There is no evidence in the instant case of willful and wanton conduct as that phrase has been frequently construed in this jurisdiction. Ladd testified that he didn't think he was drowsy enough to fall asleep. Yet the majority states that "Ladd took the needless chance of falling asleep while driving; he and all drivers are chargeable with knowledge that driving while asleep would probably lead to an accident." There is not one scintilla of evidence in the record disclosing that Ladd was conscious of falling asleep, nor is there evidence showing that he was "unconcerned over the possibility" that such conduct would result "in an injury to his guest." The evidence discloses no more than simple negligence "resulting from a passive mind". What evidence shows the accident to be "the result of an active and purposeful intent * * * wholly disregardful of the rights, feelings and safety of others"? I submit that nothing of the sort appears in this record.

The only case relied on by the majority is Ausmus v.

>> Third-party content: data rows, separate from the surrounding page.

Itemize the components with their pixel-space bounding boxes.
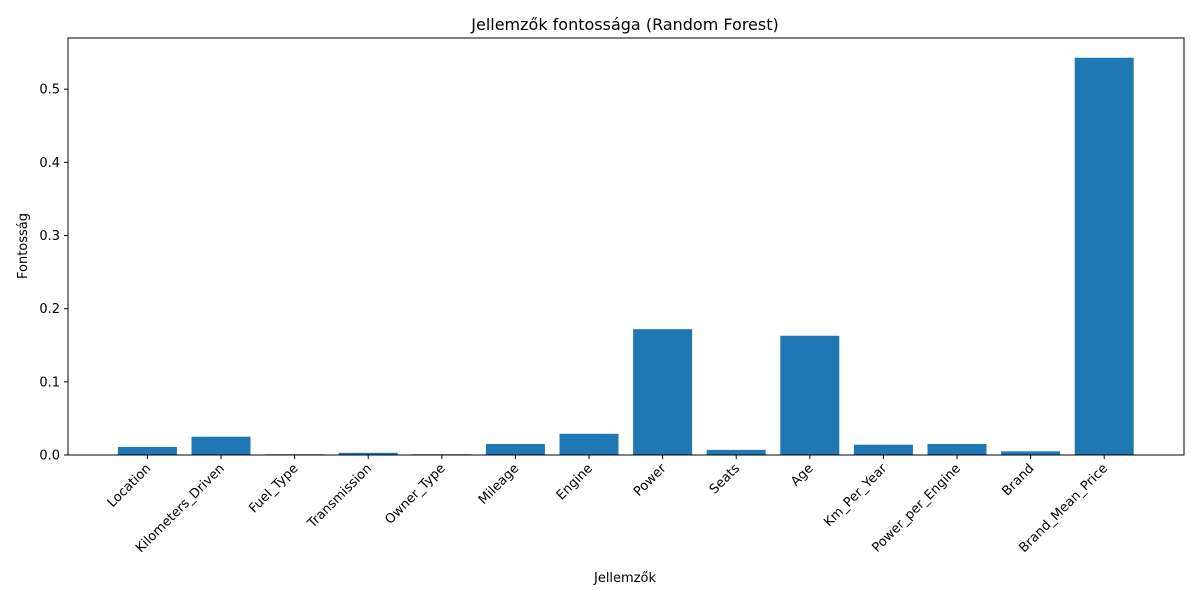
y-tick-label: 0.1 [39, 375, 60, 390]
x-tick-label: Location [105, 461, 154, 510]
chart-title: Jellemzők fontossága (Random Forest) [470, 15, 778, 34]
bar-engine [559, 433, 619, 455]
x-tick-label: Transmission [304, 461, 375, 532]
x-tick-label: Fuel_Type [246, 461, 301, 516]
bar-brand [1001, 451, 1061, 455]
x-tick-label: Brand [999, 461, 1037, 499]
bars-group [117, 57, 1134, 456]
bar-power-per-engine [927, 444, 987, 455]
y-tick-label: 0.4 [39, 156, 60, 171]
bar-location [117, 446, 177, 455]
x-tick-label: Age [788, 461, 816, 489]
bar-kilometers-driven [191, 436, 251, 455]
x-tick-label: Seats [707, 461, 743, 497]
y-tick-label: 0.5 [39, 83, 60, 98]
bar-seats [706, 449, 766, 455]
y-tick-label: 0.2 [39, 302, 60, 317]
x-axis-label: Jellemzők [593, 571, 656, 586]
y-tick-label: 0.3 [39, 229, 60, 244]
x-tick-label: Km_Per_Year [821, 461, 890, 530]
x-tick-label: Mileage [476, 461, 522, 507]
y-tick-label: 0.0 [39, 449, 60, 464]
bar-mileage [485, 444, 545, 455]
bar-power [633, 329, 693, 455]
y-axis-label: Fontosság [16, 213, 31, 279]
bar-age [780, 335, 840, 455]
y-axis: 0.0 0.1 0.2 0.3 0.4 0.5 [39, 83, 68, 464]
bar-brand-mean-price [1074, 57, 1134, 456]
bar-km-per-year [853, 444, 913, 455]
x-tick-label: Owner_Type [382, 461, 448, 527]
bar-transmission [338, 452, 398, 455]
x-tick-label: Power [631, 461, 670, 500]
x-tick-label: Engine [554, 461, 596, 503]
plot-frame [67, 37, 1185, 456]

Swearingen, Mo., 296 S.W.2d 8, wherein the Missouri court, in a case involving a Colorado accident, construed the Colorado guest statute according to the Virginia holding rather than the Colorado decisions. The Missouri court chose to ignore the existing fundamental Colorado law as stated in the Pettingell case.

The law in this jurisdiction as it has existed in the past and as it should continue to exist in the future is convincingly set forth in the Pettingell case, supra, and the language there is strikingly similar to that found in Ansback v. Greenberg, Ky.1953, 256 S.W.2d 1, 3 where the court states:

"Most courts hold that merely falling asleep at the wheel of an automobile, in the absence of facts which ordinarily would create an appreciation of such danger, is not gross negligence. A typical case is Boos v. Sauer, 266 Mich. 230, 253 N.W. 278, 279, where it was said: `It is also the weight of authority that the mere falling asleep is not gross negligence.' In Richards v. Parks, 19 Tenn.App. 615, 93 S.W.2d 639, 645, the Tennessee Court said: "`* * * and, of course, where falling asleep is relied upon as gross negligence, as must be the case here, it would be necessary that the driver was aware of the danger of falling asleep and, in utter forgetfulness and disregard of, and indifference to the legal rights and safety of the injured party, continued to drive the car, proximately resulting in the injury complained of.' "To the same effect are Bushnell v. Bushnell, 103 Conn. 583, 131 A. 432, 44 A.L.R. 785; Cooper v. Kellogg, 2 Cal. 2d 504, 42 P.2d 59; Gilliland v. Harris, 25 Ala.App. 549, 150 So. 184; Diamond State Tel. Co. v. Hunter, 2 Terry 336, 41 Del. 336, 21 A.2d 286; Kaplan v. Kaplan, 213 Iowa 646, 239 N.W. 682."

In the present case the evidence discloses that defendant had slept for a considerable period prior to taking the wheel, that he was drowsy but didn't feel tired enough to interfere with his taking the wheel for the short distance to Fort Collins, after his two companions had each driven the car while defendant slept. From this meager testimony can it be inferred that defendant was "conscious of his misconduct, and * * * from his knowledge of surrounding circumstances and existing conditions is aware that his conduct in the natural sequence of events will probably result in an injury to his guest, and is unconcerned over the possibility of such result * * *" as announced in the Pettingell case? I think not. This is another of those hard cases which I am afraid make bad law.

SUTTON, C. J., and DAY, J., concur in this dissent.